Movistar is one of a handful of ‘super teams’ in cycling’s elite WorldTour; a squad with a budget and heritage to eclipse almost all of those competing even at the very pinnacle of the sport. At lesser squads, Gadret might hope to lead the assault, if only in the mountains. He is under no illusions, however, about his abilities and those of his leader. “I know that with my help he can challenge the biggest leaders,” Gadret explains, in the same matter-of-fact tone. “But I know I wouldn’t be able to do this myself, so I’d rather give everything I have to Valverde.”

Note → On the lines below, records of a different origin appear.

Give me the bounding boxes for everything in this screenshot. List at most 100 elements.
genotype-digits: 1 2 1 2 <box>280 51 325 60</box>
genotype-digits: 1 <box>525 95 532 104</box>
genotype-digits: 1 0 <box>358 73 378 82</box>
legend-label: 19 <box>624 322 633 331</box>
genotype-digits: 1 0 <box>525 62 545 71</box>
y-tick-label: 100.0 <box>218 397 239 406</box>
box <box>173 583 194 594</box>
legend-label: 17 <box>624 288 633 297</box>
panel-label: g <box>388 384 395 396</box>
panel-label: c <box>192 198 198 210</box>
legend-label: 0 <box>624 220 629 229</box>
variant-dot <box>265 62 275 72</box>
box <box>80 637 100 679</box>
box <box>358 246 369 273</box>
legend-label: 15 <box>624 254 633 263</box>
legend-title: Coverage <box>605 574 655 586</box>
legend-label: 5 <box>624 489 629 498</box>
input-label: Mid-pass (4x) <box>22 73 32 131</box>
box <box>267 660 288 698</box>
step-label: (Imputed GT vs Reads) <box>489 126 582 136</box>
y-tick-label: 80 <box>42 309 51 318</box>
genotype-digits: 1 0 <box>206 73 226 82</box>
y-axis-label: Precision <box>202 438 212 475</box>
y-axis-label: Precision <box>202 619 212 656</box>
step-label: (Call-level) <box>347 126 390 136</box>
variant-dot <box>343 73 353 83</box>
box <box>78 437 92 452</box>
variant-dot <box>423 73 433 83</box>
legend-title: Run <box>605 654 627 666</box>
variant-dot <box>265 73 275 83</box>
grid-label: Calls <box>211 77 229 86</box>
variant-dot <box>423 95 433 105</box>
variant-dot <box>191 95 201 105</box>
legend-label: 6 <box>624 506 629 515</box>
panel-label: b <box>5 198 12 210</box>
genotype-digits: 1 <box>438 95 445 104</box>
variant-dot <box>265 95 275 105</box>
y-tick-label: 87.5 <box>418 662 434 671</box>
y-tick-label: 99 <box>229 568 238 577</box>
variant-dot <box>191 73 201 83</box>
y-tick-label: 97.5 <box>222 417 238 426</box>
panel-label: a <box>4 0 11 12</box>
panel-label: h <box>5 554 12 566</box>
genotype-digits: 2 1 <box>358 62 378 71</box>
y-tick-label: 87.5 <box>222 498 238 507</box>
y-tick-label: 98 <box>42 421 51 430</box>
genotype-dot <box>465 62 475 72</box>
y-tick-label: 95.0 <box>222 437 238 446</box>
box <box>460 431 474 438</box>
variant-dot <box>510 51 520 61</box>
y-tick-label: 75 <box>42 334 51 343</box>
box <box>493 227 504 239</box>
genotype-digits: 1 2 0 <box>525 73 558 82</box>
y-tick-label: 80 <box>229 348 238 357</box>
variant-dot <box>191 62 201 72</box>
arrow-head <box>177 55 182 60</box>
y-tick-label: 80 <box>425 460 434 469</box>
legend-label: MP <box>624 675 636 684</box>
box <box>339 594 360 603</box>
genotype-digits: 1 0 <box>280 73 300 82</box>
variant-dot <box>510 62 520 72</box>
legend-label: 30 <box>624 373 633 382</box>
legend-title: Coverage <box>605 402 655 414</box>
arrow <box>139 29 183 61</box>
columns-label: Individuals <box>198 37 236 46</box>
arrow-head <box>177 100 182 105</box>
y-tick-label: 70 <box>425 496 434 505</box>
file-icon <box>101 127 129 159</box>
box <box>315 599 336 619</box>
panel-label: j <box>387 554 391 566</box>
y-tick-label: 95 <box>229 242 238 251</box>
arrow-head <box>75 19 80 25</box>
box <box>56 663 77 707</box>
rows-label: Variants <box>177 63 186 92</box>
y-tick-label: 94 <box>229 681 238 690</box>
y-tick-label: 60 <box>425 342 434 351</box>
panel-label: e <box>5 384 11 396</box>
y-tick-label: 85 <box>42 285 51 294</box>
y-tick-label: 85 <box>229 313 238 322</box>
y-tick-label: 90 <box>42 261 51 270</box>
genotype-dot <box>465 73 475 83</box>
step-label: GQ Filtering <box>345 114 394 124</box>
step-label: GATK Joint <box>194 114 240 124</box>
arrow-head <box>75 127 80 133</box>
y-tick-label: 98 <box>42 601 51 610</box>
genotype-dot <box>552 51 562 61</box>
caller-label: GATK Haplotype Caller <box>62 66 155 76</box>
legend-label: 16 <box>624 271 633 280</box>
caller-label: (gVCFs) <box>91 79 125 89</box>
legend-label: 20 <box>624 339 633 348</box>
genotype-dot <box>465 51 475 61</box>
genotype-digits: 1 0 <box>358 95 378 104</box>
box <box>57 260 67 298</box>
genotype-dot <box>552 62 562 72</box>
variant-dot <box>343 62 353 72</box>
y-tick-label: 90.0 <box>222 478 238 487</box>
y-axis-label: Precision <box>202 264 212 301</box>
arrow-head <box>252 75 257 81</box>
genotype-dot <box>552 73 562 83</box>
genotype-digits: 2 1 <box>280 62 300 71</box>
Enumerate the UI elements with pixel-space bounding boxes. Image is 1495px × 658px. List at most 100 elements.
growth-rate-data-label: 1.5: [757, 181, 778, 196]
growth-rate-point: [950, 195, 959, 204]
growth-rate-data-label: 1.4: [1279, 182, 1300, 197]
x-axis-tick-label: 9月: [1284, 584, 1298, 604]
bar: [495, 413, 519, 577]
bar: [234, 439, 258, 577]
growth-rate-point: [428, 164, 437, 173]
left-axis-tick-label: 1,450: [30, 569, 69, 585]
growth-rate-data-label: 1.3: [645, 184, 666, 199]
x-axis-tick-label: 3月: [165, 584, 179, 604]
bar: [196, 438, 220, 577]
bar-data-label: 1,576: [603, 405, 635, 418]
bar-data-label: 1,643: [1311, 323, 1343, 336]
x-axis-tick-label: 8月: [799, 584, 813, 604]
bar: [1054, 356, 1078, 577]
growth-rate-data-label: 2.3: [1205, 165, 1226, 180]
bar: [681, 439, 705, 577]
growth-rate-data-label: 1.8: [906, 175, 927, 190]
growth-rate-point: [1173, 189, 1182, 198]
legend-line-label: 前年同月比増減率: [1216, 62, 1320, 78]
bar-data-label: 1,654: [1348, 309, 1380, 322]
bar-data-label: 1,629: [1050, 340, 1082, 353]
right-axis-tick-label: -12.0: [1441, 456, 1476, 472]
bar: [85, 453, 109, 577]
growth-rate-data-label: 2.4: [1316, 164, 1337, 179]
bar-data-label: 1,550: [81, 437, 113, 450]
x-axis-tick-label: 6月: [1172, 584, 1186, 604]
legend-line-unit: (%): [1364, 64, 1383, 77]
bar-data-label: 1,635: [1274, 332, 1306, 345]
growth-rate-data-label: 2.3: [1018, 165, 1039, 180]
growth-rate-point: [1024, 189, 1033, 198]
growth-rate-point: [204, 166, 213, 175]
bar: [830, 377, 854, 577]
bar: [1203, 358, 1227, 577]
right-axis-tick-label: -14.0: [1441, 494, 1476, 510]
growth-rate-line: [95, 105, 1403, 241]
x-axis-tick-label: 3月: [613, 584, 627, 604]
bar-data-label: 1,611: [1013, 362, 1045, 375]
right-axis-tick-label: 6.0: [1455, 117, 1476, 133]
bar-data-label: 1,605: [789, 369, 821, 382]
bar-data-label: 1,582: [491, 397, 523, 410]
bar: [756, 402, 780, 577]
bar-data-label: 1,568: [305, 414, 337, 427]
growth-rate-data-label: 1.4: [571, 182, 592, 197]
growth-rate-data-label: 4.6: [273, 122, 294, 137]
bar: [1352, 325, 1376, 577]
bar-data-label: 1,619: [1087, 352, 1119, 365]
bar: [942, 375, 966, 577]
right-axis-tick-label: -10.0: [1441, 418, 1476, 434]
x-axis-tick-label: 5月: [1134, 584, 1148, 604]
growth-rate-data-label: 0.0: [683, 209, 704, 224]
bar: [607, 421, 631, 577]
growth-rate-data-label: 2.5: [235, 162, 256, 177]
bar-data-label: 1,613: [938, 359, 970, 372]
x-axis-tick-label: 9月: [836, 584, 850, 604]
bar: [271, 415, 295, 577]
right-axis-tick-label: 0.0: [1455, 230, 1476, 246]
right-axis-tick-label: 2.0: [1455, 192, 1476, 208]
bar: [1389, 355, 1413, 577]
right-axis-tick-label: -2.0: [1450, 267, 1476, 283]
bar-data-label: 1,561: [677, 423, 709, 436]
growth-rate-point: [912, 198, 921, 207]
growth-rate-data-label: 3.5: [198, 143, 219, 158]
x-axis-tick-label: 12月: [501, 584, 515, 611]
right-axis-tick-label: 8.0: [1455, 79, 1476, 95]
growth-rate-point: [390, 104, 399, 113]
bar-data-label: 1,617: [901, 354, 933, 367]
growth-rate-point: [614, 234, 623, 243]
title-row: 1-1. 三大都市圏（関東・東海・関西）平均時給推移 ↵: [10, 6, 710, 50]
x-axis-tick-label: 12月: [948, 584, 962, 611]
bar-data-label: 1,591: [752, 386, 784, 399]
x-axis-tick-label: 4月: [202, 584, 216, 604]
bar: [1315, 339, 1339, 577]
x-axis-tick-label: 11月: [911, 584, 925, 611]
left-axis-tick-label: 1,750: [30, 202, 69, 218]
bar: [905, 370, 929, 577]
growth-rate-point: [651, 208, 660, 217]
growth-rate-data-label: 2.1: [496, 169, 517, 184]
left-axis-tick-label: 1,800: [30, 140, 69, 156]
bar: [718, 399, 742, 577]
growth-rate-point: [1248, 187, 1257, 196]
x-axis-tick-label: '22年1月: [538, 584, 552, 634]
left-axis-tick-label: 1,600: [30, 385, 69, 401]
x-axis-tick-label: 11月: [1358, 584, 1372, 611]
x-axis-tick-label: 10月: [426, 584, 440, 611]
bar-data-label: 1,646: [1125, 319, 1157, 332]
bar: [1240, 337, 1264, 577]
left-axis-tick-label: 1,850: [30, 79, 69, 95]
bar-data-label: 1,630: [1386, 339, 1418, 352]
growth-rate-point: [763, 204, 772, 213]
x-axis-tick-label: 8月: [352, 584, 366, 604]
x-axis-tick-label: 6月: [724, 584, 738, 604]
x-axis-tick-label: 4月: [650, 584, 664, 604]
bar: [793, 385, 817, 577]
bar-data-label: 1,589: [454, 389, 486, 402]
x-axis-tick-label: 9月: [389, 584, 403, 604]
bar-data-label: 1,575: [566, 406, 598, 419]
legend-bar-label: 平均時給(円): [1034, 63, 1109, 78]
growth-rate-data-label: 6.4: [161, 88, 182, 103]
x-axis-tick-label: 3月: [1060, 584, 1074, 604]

Gadret is no stranger to the mountains. One of a select breed characterised by the telling phrase, “pure climber”, his 58kg physique is ideally suited to the brutal business of cycling up the cruel gradients of the Alps and Pyrenees at a speed that lesser mortals would struggle to attain on a flat road. An approach to the task that might accurately be described as honest will be an asset. It is for correspondents like your own to eulogise his efforts. Gadret, one suspects, is not disposed to complicate the business of cycling uphill.
“A domestique is your goalkeeper or defender in football,” Alex Dowsett explains, “the guy who is absolutely crucial, but doesn’t really ever see much in the way of glory.” The three-time British time trial champion, a Grand Tour stage winner, has tasted glory, but in a squad as strong as Movistar’s, has also served as domestique. He understands well Gadret’s pivotal role.
The real business of winning a bike race is often conducted by men unlikely ever to grace the podium. “The fame and the kisses will go just to the leader,” adds Movistar’s marketing chief, Juan Pablo Molinero. The challenge, he continues, is in motivating a rider to sacrifice everything for another’s cause. The midfielder’s “assist” to the goalscorer, a single pass in a 90-minute endeavour, hardly compares.
Today, on the slopes of the Montée de Chamrousse, and before, on the 14km ascent of the Col de Palaquit, Gadret will seek Valverde’s instruction and follow it to exhaustion. Tomorrow, he will do the same. And the day after, until Paris. It is his lot, his professional duty, to sacrifice himself again and again that the team might triumph. The role of the domestique is little understood beyond the closed circle of racing cyclists and those who follow the sport at close hand. It is critical.
Beneath a burning sun on today’s thirteenth stage, Gadret will again demonstrate his worth, but do not expect the television camera crews to seek him out, or the newsmen to pester him for an insider’s view when his day’s work is done. Gadret’s effort is unlikely to be celebrated beyond the confines of the Movistar team bus. Valverde alone is likely to appreciate its true value.